In Langfuse (automatically):

Trace: abc-123-def
├─ ChainOfThought.forward [2000ms]
│  ├─ Module: ChainOfThought
│  └─ llm.generate [1000ms]
│     ├─ Model: gpt-4-0613
│     ├─ Temperature: 0.7
│     ├─ Tokens: 100 in / 50 out / 150 total
│     └─ Cost: $0.0021 (calculated by Langfuse)

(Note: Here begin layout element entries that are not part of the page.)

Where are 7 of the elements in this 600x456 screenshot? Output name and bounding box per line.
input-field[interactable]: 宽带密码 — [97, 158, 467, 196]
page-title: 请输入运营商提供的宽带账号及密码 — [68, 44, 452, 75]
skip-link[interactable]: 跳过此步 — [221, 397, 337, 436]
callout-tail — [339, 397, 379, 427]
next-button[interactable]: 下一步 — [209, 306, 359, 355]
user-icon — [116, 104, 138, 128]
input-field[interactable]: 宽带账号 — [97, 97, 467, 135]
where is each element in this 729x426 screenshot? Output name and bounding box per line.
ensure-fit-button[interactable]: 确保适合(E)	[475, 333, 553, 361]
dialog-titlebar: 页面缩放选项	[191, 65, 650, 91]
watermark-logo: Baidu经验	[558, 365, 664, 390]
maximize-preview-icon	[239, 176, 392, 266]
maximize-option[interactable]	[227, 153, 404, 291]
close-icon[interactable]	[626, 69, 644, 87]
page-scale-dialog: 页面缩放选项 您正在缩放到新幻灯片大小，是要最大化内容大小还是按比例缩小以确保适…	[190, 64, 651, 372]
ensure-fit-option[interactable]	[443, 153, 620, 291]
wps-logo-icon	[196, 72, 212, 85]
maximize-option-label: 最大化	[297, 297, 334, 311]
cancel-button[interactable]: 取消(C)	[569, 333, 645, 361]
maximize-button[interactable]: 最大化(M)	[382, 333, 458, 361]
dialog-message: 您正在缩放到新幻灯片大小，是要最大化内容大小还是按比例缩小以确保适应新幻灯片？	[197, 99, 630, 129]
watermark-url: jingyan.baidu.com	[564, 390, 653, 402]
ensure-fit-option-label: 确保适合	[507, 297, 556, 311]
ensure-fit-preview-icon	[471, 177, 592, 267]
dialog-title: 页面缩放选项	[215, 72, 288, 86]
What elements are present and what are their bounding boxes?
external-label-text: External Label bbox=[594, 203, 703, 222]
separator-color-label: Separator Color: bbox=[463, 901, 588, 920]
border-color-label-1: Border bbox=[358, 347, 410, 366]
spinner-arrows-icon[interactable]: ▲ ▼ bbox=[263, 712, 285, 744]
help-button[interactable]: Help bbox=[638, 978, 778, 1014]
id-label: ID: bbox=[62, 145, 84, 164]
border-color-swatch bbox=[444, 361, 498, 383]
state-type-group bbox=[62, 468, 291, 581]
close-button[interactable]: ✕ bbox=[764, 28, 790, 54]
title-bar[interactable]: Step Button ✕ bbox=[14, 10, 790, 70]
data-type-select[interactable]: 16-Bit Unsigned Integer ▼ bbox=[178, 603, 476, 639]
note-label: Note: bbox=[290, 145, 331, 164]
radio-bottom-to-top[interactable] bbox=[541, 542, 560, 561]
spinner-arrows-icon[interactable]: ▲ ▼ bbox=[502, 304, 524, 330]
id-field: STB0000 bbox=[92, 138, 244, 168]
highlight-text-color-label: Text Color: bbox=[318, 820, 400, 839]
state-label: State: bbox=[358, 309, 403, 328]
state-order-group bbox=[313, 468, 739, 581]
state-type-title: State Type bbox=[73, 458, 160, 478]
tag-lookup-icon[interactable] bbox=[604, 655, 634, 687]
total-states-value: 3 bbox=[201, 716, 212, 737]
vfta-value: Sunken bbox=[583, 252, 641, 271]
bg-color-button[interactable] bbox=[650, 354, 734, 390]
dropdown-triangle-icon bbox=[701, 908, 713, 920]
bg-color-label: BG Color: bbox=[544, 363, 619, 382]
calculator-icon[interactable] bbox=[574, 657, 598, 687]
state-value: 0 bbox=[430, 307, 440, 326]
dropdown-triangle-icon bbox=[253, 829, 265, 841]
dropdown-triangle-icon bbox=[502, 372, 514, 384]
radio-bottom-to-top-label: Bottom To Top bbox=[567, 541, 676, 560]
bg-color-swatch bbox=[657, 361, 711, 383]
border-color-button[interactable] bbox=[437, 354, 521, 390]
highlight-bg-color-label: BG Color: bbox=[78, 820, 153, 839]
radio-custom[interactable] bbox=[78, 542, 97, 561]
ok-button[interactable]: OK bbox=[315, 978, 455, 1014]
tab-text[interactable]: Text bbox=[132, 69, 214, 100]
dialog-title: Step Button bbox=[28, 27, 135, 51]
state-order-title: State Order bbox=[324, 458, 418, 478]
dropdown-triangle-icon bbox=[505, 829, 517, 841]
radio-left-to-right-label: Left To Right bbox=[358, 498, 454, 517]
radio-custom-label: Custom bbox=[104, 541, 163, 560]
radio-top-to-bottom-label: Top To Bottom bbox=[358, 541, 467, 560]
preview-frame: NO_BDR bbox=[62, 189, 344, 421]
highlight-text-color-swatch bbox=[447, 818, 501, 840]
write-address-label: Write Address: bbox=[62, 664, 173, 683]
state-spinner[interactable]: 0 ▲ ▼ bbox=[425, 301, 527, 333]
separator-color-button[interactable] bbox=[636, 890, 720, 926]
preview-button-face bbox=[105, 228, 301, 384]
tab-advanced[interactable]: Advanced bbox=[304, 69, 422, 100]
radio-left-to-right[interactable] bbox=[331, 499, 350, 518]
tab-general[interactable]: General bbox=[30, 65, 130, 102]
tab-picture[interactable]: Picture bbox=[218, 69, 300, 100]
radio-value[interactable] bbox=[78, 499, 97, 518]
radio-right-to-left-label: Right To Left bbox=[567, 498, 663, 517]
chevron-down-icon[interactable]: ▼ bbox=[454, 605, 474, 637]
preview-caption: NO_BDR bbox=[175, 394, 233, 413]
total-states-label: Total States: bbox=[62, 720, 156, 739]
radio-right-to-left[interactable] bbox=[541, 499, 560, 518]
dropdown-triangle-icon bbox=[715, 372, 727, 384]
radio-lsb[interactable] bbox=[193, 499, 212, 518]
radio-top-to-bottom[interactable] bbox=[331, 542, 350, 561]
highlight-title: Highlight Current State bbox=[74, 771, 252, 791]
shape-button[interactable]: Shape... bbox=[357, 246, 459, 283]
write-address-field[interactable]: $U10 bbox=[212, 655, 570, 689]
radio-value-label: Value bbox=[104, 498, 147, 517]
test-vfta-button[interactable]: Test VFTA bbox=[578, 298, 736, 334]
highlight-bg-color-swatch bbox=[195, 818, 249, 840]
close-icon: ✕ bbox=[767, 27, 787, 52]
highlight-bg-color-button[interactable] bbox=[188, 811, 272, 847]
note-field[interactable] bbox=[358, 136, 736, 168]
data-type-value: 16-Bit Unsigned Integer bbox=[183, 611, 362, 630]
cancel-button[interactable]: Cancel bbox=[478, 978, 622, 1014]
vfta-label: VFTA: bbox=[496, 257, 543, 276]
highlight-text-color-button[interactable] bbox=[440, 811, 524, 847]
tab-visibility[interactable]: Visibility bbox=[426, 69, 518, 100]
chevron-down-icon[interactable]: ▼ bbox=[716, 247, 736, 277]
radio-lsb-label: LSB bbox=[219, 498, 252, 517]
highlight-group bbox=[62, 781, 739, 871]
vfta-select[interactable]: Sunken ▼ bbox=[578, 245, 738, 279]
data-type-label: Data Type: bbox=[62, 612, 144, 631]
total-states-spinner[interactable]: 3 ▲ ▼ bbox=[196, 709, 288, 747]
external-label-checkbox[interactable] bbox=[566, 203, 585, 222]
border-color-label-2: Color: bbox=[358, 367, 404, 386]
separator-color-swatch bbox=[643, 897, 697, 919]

GenAI Semantic Conventions

DSPy automatically includes OpenTelemetry GenAI semantic conventions:

# LLM operations automatically include:
{
  "gen_ai.system": "openai",
  "gen_ai.request.model": "gpt-4",
  "gen_ai.response.model": "gpt-4-0613",
  "gen_ai.usage.prompt_tokens": 100,
  "gen_ai.usage.completion_tokens": 50,
  "gen_ai.usage.total_tokens": 150
}

Manual Configuration (Advanced)

For custom OpenTelemetry setups, you can disable auto-configuration and set up manually:

# Disable auto-config by not setting Langfuse env vars
# Then configure OpenTelemetry yourself:

require 'opentelemetry/sdk'
require 'opentelemetry/exporter/otlp'

OpenTelemetry::SDK.configure do |config|
  config.service_name = 'my-dspy-app'
  # Your custom configuration
end

Dependencies

The Langfuse integration requires these gems (automatically included):

  • opentelemetry-sdk (~> 1.8)
  • opentelemetry-exporter-otlp (~> 0.30)

If these gems are not available, DSPy gracefully falls back to logging-only mode.

Troubleshooting Langfuse Integration

Spans not appearing in Langfuse:

  1. Verify environment variables are set correctly
  2. Check Langfuse host/region (EU vs US)
  3. Ensure network connectivity to Langfuse endpoints

OpenTelemetry errors:

  1. Check that required gems are installed: bundle install
  2. Look for observability error logs: grep "observability.error" log/production.log

Authentication issues:

  1. Verify your public and secret keys are correct
  2. Check that keys have proper permissions in Langfuse dashboard

Summary

The observability system in DSPy.rb provides three modes of operation:

  1. Logging Only (default): Structured logs with span tracking
  2. Langfuse Integration (zero-config): Logs + automatic OpenTelemetry export
  3. Custom OTEL (advanced): Full control over OpenTelemetry configuration

Key benefits:

  • Zero-config Langfuse: Just set env vars and it works
  • Non-invasive: Logging still works without Langfuse
  • Standards-compliant: Uses OpenTelemetry GenAI semantic conventions
  • Graceful degradation: Falls back to logging if anything fails
  • Minimal overhead: ~100 lines of observability code total

For most applications, the zero-config Langfuse integration provides production-ready observability with minimal setup.